Jennifer Haselberger, 38, said she resigned from her job as chancellor for canonical affairs last fall because top church officials failed to pursue her allegations of sexual and other misconduct involving several members of the clergy.
Haselberger is at the center of an investigation about pornography found on a priest’s computer. On the same day new information was revealed, Peter Laird, who held the No. 2 position at the archdiocese, suddenly resigned.
In a prepared statement Saturday, Haselberger made a plea for action, asking that Archbishop John Nienstedt “take his responsibilities toward the protection of the young and the vulnerable seriously.”

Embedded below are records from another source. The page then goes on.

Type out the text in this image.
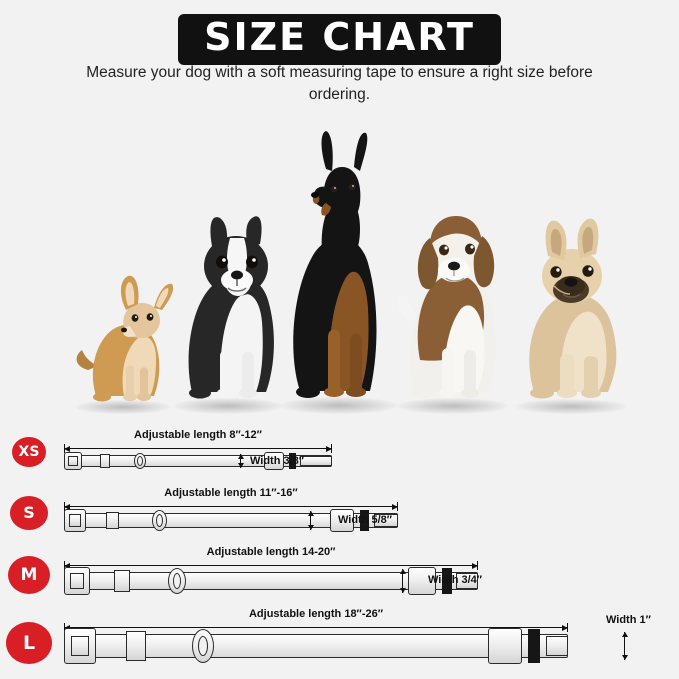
SIZE CHART
Measure your dog with a soft measuring tape to ensure a right size before ordering.
XS
Adjustable length 8″-12″
Width 3/8″
S
Adjustable length 11″-16″
Width 5/8″
M
Adjustable length 14-20″
Width 3/4″
L
Adjustable length 18″-26″	Width 1″
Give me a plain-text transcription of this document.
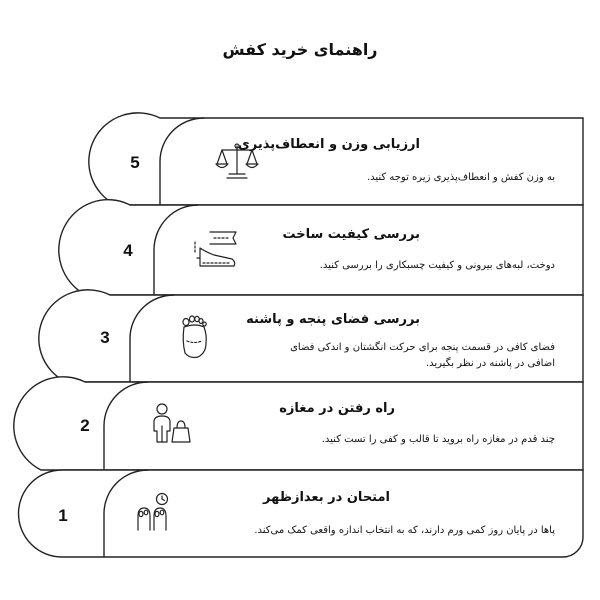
راهنمای خرید کفش
5
ارزیابی وزن و انعطاف‌پذیری
به وزن کفش و انعطاف‌پذیری زیره توجه کنید.
4
بررسی کیفیت ساخت
دوخت، لبه‌های بیرونی و کیفیت چسبکاری را بررسی کنید.
3
بررسی فضای پنجه و پاشنه
فضای کافی در قسمت پنجه برای حرکت انگشتان و اندکی فضای اضافی در پاشنه در نظر بگیرید.
2
راه رفتن در مغازه
چند قدم در مغازه راه بروید تا قالب و کفی را تست کنید.
1
امتحان در بعدازظهر
پاها در پایان روز کمی ورم دارند، که به انتخاب اندازه واقعی کمک می‌کند.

Haselberger asked that Nienstedt review clergy files and “remove from ministry and make public the list of clergy who have been determined to have engaged in acts of sexual misconduct, as well as those whom could reasonably be assumed to pose a threat to children and young people. Until this occurs, I do not believe that it can be said that the Archdiocese is honoring its promise to protect.”
Haselberger said in a deposition last month that child pornography had been copied from a priest’s computer hard drive and stored on discs in a vault by church officials.

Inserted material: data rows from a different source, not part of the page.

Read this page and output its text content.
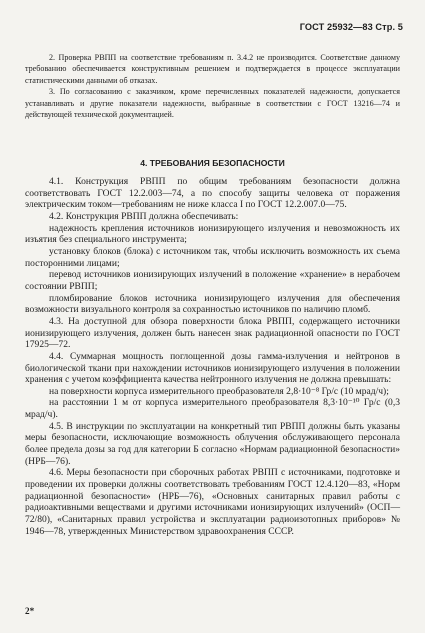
ГОСТ 25932—83 Стр. 5

2. Проверка РВПП на соответствие требованиям п. 3.4.2 не производится. Соответствие данному требованию обеспечивается конструктивным решением и подтверждается в процессе эксплуатации статистическими данными об отказах.

3. По согласованию с заказчиком, кроме перечисленных показателей надежности, допускается устанавливать и другие показатели надежности, выбранные в соответствии с ГОСТ 13216—74 и действующей технической документацией.

4. ТРЕБОВАНИЯ БЕЗОПАСНОСТИ

4.1. Конструкция РВПП по общим требованиям безопасности должна соответствовать ГОСТ 12.2.003—74, а по способу защиты человека от поражения электрическим током—требованиям не ниже класса I по ГОСТ 12.2.007.0—75.

4.2. Конструкция РВПП должна обеспечивать:

надежность крепления источников ионизирующего излучения и невозможность их изъятия без специального инструмента;

установку блоков (блока) с источником так, чтобы исключить возможность их съема посторонними лицами;

перевод источников ионизирующих излучений в положение «хранение» в нерабочем состоянии РВПП;

пломбирование блоков источника ионизирующего излучения для обеспечения возможности визуального контроля за сохранностью источников по наличию пломб.

4.3. На доступной для обзора поверхности блока РВПП, содержащего источники ионизирующего излучения, должен быть нанесен знак радиационной опасности по ГОСТ 17925—72.

4.4. Суммарная мощность поглощенной дозы гамма-излучения и нейтронов в биологической ткани при нахождении источников ионизирующего излучения в положении хранения с учетом коэффициента качества нейтронного излучения не должна превышать:

на поверхности корпуса измерительного преобразователя 2,8·10⁻⁸ Гр/с (10 мрад/ч);

на расстоянии 1 м от корпуса измерительного преобразователя 8,3·10⁻¹⁰ Гр/с (0,3 мрад/ч).

4.5. В инструкции по эксплуатации на конкретный тип РВПП должны быть указаны меры безопасности, исключающие возможность облучения обслуживающего персонала более предела дозы за год для категории Б согласно «Нормам радиационной безопасности» (НРБ—76).

4.6. Меры безопасности при сборочных работах РВПП с источниками, подготовке и проведении их проверки должны соответствовать требованиям ГОСТ 12.4.120—83, «Норм радиационной безопасности» (НРБ—76), «Основных санитарных правил работы с радиоактивными веществами и другими источниками ионизирующих излучений» (ОСП—72/80), «Санитарных правил устройства и эксплуатации радиоизотопных приборов» № 1946—78, утвержденных Министерством здравоохранения СССР.

2*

An attorney for the Archdiocese of St. Paul and Minneapolis said Friday that neither police investigators nor a computer forensics expert found evidence to support her allegations that one of its priests had viewed child pornography on his computer.
Tom Wieser, an attorney for the archdiocese, said Friday that some “false inferences” have been drawn from police reports that seem to imply that child pornography was found on the priest’s old hard drive.

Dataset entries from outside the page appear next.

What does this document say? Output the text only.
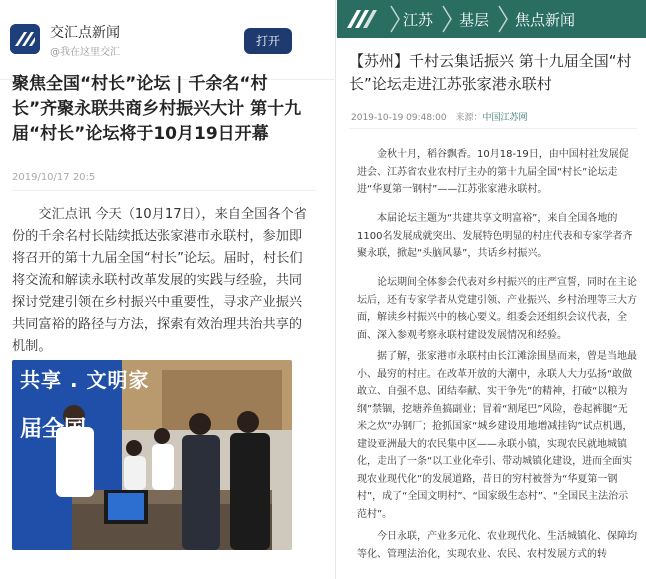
交汇点新闻
@我在这里交汇
打开
聚焦全国“村长”论坛 | 千余名“村长”齐聚永联共商乡村振兴大计 第十九届“村长”论坛将于10月19日开幕
2019/10/17 20:5
交汇点讯 今天（10月17日），来自全国各个省份的千余名村长陆续抵达张家港市永联村，参加即将召开的第十九届全国“村长”论坛。届时，村长们将交流和解读永联村改革发展的实践与经验，共同探讨党建引领在乡村振兴中重要性，寻求产业振兴共同富裕的路径与方法，探索有效治理共治共享的机制。
共享 . 文明家
届全国
江苏 基层 焦点新闻
【苏州】千村云集话振兴 第十九届全国“村长”论坛走进江苏张家港永联村
2019-10-19 09:48:00 来源：中国江苏网
金秋十月，稻谷飘香。10月18-19日，由中国村社发展促进会、江苏省农业农村厅主办的第十九届全国“村长”论坛走进“华夏第一钢村”——江苏张家港永联村。
本届论坛主题为“共建共享文明富裕”，来自全国各地的1100名发展成就突出、发展特色明显的村庄代表和专家学者齐聚永联，掀起“头脑风暴”，共话乡村振兴。
论坛期间全体参会代表对乡村振兴的庄严宣誓，同时在主论坛后，还有专家学者从党建引领、产业振兴、乡村治理等三大方面，解读乡村振兴中的核心要义。组委会还组织会议代表，全面、深入参观考察永联村建设发展情况和经验。
据了解，张家港市永联村由长江滩涂围垦而来，曾是当地最小、最穷的村庄。在改革开放的大潮中，永联人大力弘扬“敢做敢立、自强不息、团结奉献、实干争先”的精神，打破“以粮为纲”禁锢，挖塘养鱼搞副业；冒着“割尾巴”风险，卷起裤腿“无米之炊”办钢厂；抢抓国家“城乡建设用地增减挂钩”试点机遇，建设亚洲最大的农民集中区——永联小镇，实现农民就地城镇化，走出了一条“以工业化牵引、带动城镇化建设，进而全面实现农业现代化”的发展道路，昔日的穷村被誉为“华夏第一钢村”，成了“全国文明村”、“国家级生态村”、“全国民主法治示范村”。
今日永联，产业多元化、农业现代化、生活城镇化、保障均等化、管理法治化，实现农业、农民、农村发展方式的转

Paul Engh, an attorney representing the suspect priest, said he’s read the entire computer forensics report.
“There’s porn,” Engh acknowledged. “There’s just not child porn.”
The Star Tribune has not identified the priest because he has not been charged with a crime.
Engh predicted that his client would not be charged. He said his client, who’s currently on leave because of the investigation, wants to return to an active post.
The archdiocese released a statement Friday that didn’t address the specific case but said, “It is critical to understand that our standard is zero tolerance for sexual abuse of a minor or vulnerable adult and absolute accountability.”
The St. Paul police, Ramsey County and Washington County all indicated they would consider new investigations should evidence supporting the allegation — which surfaced for the second time Thursday — prove compelling.